On Tue, Oct 30, 2012 at 10:50:42AM +0100, [email protected] wrote:
> 'update-index --refresh' and 'diff-index' (without --cached) don't honor
> the core.preloadindex setting yet. Porcelain commands using these (such as
> git [svn] rebase) suffer from this, especially on Windows.
>
> Use read_cache_preload to improve performance.
>
> Additionally, in builtin/diff.c, don't preload index status if we don't
> access the working copy (--cached).
>
> Results with msysgit on WebKit repo (2GB in 200k files):
>
> | update-index | diff-index | rebase
> ----------------+--------------+------------+---------
> msysgit-v1.8.0 | 9.157s | 10.536s | 42.791s
> + preloadindex | 9.157s | 10.536s | 28.725s
> + this patch | 2.329s | 2.752s | 15.152s
> + fscache [1] | 0.731s | 1.171s | 8.877s
Cool numbers. On my quad-core SSD Linux box, I saw a few speedups, too.

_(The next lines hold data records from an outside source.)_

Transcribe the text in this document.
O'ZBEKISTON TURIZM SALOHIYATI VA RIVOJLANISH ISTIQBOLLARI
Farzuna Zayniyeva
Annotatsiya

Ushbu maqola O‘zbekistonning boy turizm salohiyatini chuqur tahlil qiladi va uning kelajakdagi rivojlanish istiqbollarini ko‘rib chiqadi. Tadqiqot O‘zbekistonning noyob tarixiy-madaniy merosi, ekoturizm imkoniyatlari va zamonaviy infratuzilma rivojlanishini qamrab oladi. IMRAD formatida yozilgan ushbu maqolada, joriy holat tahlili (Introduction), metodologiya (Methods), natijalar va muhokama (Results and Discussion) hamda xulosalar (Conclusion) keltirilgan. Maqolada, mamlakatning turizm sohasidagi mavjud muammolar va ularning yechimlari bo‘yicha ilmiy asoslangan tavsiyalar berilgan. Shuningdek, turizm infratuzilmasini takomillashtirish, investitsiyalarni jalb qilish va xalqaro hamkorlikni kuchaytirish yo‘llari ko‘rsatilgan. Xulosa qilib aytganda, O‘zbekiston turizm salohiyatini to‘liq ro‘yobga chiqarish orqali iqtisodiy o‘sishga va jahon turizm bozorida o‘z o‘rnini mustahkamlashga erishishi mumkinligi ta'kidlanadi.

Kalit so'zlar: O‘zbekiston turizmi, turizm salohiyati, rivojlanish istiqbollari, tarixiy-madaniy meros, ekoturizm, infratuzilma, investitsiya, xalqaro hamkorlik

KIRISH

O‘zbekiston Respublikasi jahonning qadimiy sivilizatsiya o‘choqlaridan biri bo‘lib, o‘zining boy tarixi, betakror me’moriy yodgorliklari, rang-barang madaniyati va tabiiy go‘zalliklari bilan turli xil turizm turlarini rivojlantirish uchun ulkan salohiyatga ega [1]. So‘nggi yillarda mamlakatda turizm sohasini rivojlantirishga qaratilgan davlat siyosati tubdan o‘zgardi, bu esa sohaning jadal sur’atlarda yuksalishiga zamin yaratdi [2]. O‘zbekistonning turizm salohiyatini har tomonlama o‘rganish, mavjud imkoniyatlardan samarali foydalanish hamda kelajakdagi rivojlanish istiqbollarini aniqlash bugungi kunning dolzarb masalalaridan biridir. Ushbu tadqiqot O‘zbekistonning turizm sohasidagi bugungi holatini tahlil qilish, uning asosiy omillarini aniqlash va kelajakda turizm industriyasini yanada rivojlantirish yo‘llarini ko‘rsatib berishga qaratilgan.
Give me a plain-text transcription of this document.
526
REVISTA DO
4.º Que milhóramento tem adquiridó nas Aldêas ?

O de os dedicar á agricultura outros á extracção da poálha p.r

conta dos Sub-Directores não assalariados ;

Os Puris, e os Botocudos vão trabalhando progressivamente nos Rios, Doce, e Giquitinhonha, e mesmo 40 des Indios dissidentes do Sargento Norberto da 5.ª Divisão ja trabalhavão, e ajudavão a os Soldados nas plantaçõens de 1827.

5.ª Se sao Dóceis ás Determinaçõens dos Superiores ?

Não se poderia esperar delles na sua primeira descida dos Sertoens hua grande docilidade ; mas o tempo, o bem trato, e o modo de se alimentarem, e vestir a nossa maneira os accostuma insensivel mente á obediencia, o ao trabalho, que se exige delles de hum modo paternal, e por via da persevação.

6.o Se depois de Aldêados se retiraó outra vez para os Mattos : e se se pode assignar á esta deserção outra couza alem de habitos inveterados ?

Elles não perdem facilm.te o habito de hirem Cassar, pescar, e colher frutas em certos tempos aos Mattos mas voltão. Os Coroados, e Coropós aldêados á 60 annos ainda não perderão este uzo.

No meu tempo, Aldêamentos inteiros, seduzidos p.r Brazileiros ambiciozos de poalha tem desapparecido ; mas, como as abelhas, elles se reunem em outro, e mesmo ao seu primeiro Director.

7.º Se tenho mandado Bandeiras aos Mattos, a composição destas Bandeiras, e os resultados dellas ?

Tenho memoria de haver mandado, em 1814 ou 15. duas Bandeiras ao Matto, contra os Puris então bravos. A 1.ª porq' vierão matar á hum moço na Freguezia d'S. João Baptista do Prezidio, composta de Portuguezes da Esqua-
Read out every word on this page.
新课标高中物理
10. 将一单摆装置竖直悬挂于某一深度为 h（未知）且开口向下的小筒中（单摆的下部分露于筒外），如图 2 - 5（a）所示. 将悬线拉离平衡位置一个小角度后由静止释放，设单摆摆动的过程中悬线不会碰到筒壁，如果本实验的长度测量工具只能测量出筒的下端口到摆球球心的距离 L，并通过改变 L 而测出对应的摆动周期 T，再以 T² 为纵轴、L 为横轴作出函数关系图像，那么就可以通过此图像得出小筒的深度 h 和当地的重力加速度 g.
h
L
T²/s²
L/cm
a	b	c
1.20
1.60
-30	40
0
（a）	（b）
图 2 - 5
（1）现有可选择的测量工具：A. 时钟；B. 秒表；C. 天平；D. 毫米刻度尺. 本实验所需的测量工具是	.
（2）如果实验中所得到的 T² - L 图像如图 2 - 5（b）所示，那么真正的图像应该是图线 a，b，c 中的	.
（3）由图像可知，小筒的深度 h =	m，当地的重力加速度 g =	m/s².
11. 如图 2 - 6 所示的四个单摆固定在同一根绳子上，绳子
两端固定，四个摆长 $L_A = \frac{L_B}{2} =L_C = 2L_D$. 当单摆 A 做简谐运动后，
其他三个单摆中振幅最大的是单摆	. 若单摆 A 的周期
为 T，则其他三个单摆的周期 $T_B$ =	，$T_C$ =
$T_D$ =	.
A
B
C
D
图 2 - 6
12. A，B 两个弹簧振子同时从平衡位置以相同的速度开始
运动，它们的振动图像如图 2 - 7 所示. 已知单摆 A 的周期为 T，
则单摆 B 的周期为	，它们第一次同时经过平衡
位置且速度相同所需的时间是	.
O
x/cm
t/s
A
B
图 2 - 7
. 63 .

Here are the numbers for "update-index --refresh" on the WebKit repo
(all are wall clock time, best-of-five):
| before | after
-----------+--------+--------
cold cache | 4.513s | 2.059s
warm cache | 0.252s | 0.164s
Not as dramatic, but still nice. I wonder how a spinning disk would fare
on the cold-cache case, though. I also tried it with all but one CPU
disabled, and the warm cache case was a little bit slower.
Still, I don't think we need to worry about performance regressions,
because people who don't have a setup suitable for it will not turn on
core.preloadindex in the first place. And if they have it on, the more
places we use it, probably the better.